Todos alguna vez hemos dado los siguientes pretextos para no iniciar un nuevo camino, pero si en ellos te identificas ya no porque esa persona te desagrade o no es lo que esperas, sino porque te sientes vulnerable, es tiempo de ponerse a trabajar en las emociones y, de ser necesario, visitar a un profesional.

Tengo mucho trabajo

Y seguramente ese trabajo es ver en un solo día la última temporada de “House of Cards”, pero prefieres estar en la tranquilidad de tu casa sin complicarte en una cita.

Quedé en salir con unos amigos

Acéptalo, desde hace mucho tus único amigos se llaman Ben, Jerry, Johnny Walker, José Cuervo y Jack Daniel’s.

No me siento muy bien

La peor excusa porque todos sabemos que ya ni siquiera permites que la gripe se te acerque.

No siento que sea el momento adecuado para comenzar algo nuevo

Pero recuerda, si estás esperando que el tiempo llegue por sí sólo, éste no va se va a presentar.

Acuérdame en estos días

Eso, obviamente, te da el tiempo para bloquear su número o inventar cosas torpes como “nunca me di cuenta de que me habías escrito”.

Yo te aviso

Prácticamente la misma excusa anterior, sólo que aún más fría, distante y desgraciada.

Temo que me lastimen otra vez

El peor argumento en la historia. Si de verdad lo sientes, no lo dices; si sólo lo dices porque sí, seguro esperas la conmiseración de los demás, y por supuesto, una pose trágica.

Hoy no fue mi día

¿En serio? ¿Qué días son tuyos entonces?

Tengo miedo de lastimarte

¡Pero qué gran consideración! Todos deberían ser como tú.

No creo que esto funcione

Porque, claro, después de esos malos días adquiriste poderes psíquicos y ves el futuro.

Todavía no olvido a mi ex

Como si la memoria fuera así de selectiva, argumentas que aún tienes fuertes recuerdos de ese alguien.

Quiero enfocarme en mí mismo

Dejando entrever que una relación, para ti, significa olvido y falta de independencia.

Estoy buscando algo casual

Definamos casual, entonces. Si sólo buscas sexo, mejor dilo y no le quites el tiempo a los demás.

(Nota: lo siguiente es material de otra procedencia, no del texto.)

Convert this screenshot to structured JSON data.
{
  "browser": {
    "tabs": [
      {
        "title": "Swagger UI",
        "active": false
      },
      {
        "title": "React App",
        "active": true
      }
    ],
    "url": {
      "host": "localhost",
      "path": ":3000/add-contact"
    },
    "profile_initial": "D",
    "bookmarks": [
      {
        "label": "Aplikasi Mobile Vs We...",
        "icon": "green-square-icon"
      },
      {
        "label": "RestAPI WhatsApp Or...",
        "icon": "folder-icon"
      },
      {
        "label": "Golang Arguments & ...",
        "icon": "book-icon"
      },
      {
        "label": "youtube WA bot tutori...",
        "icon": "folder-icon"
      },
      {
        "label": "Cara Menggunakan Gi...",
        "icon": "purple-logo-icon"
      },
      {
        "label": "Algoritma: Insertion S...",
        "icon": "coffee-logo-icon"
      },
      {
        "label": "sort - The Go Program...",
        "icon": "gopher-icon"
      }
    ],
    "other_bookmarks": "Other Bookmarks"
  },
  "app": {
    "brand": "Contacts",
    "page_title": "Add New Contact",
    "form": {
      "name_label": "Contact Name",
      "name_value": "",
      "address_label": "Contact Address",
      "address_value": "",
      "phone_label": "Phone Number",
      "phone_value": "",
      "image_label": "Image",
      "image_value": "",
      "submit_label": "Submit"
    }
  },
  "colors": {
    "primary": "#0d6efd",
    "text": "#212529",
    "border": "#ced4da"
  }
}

Si no te reflejas en los excusas mencionadas porque verdaderamente nunca te has visto en una situación así, quizá conozcas a alguien que hace de estas frases el argumento eterno de su vida, y peor aún, las ha utilizado contigo; por lo tanto, mejor vete alejando.

Por lo visto hay una persona cercana que no está en la mejor disposición para avanzar contigo.